Given that during the holidays some of us may be in the middle or nearing then end of our first trimesters, do you have any plans to share the news with your families over the holidays? If so let's share them here!
(Still learning the new rules so I'm hoping making a post about this is OK).
Re: Let's share our ideas for telling family about baby over the holidays
I was thinking about having either a sign or ultrasound pic in the kids' Santa Claus pic - maybe a sign saying "Santa is bringing us a baby brother/sister in August 2018." Or wrapping something for the families - I am giving them framed professional pics of the boys as a Christmas gift, was thinking of adding something about #3 but still trying to figure it out.
All I know is I am not doing anything with a T-shirt on my kids - tried a "big brother" shirt on DS#1 to announce baby #2 and on DH's side no one noticed, on mine my mom thought it was just a hand-me-down from a cousin or something lol.
11/18/16 missed m/c 9w1
08/03/17 no hb 8w
Me: 37, MH: 38; Married August 2017
TTC #1 October 2017: BFP on 12/1/2017, DD born 7/24/2018 @ 37+1 after induction due to preeclampsia
TTC #2 January 2020: AMA, dx with DOR in May 2020
IVF July 2020: 16 eggs retrieved, 14 mature, 12 fertilized, 3 blasts, 2 PGT-A normal
FET 10/7/20: BFP on 10/12/20!!! (EDD 6/25/21); First beta 10/16/20 (9dpt): 148; Second beta 10/19/20 (12dpt): 621; Third beta 10/26/20 (19dpt): 4732; Fourth (and final!) beta 11/2/20 (26 dpt): 22,000+
We're planning to tell immediate family on Christmas and then the rest sometime in a February.
For #3 I'm not sure what to do. I might get shirts for them, or I might get a shirt, or even lamer I might just not announce this one.
Formerly known as Kate08young
August '18 Siggy April Showers:
Married: 7/22/14
Baby L: 8/4/2015 August 2015 Moms
Baby E: 11/18/2016 December 2016 Moms
TTC #3 08/2017 BFP 11/27/2017.
Twin B lost 11/22/2017, Twin A doing well.

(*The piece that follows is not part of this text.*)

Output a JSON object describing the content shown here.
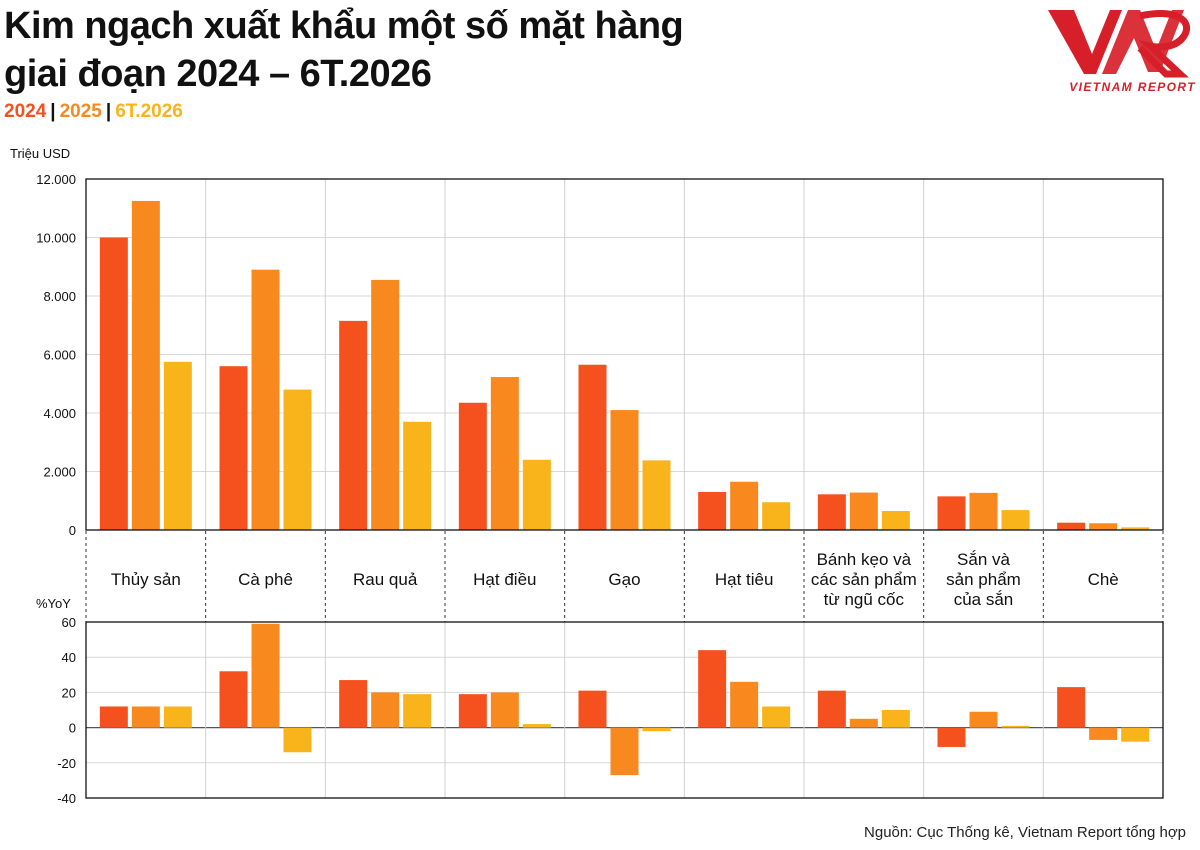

If we can get a dating ultrasound done before Christmas, we'll either frame a pic or drop a ultrasound pic in a clear ornament and give it to both of our parents. We'll tell our siblings (who will mostly be there) and my grandmother and aunts on the phone that day too.
We plan on announcing to friends/social media in Feb when we go overseas. I'll be 15 weeks then.
I love the ultrasound ornament idea
so cute! Where did you get it?
Personally I think I will tell family at Christmas even though it will be early. I think I’ll have DS open a “Big Brother” shirt as one of his last’s presents at my parent’s house. Then he can wear the shirt when we celebrate with DH’s family the following week. Then we’ll announce to the rest of the world sometime closer to the end of first Tri.
DH:45
DSD: 20
DSS: 18
Team green baby due: Aug 6th, 2018
Formerly known as Kate08young
August '18 Siggy April Showers:
Married: 7/22/14
Baby L: 8/4/2015 August 2015 Moms
Baby E: 11/18/2016 December 2016 Moms
TTC #3 08/2017 BFP 11/27/2017.
Twin B lost 11/22/2017, Twin A doing well.
DH:45
DSD: 20
DSS: 18
Team green baby due: Aug 6th, 2018
DS: Born 5-17-16
TW
I can tell you what my experience was. I had a MC in Nov last year. At Christmas my SIL told family that she was KU. She told her parents on Christmas Eve before DH and I arrived. Then she told DH separately. DH filled me in that night at our hotel. I would’ve preferred finding out the day AFTER Christmas instead, but the way she told everyone separately (rather than a big “SURPRISE”) was very thoughtful and sensitive to how I was feeling. I think she must’ve asked everyone to not make a big deal of it in front of me because NO ONE mentioned it on Christmas Day, much to my relief. As soon as we got home and I could process through my feelings I sent her a big bouquet of flowers. I know she must’ve been super excited to tell everyone, so for her to tone things down to be respectful of me still makes me tear up a little.
TW
don’t keep it from her. Tell her, privately and maybe first. Not the same exactly but my sister found out she is pregnant a week before me. She told me that morning right away and said ‘I hope you are ok. I understand if you feel upset or bummed.’ I was a little sad (I was convinced I wouldn’t be this month and this also fell practically ON my loss anniversary from last fall... and I’m only 4 months out from my last loss, so it felt like, hey you aren’t supposed to be pg i am. I honestly was happy for her though. I gave some ppl who trigger me but it’s usually ppl who’s kinda as are more similar (like another 3 boy mom who had a girl... got pg right after my loss and I cried when she had her baby). So... it might make her feel crapp for herself, and that has nothing to do with you just the unfairness I’d loss.or she might feel bummed but happy for you.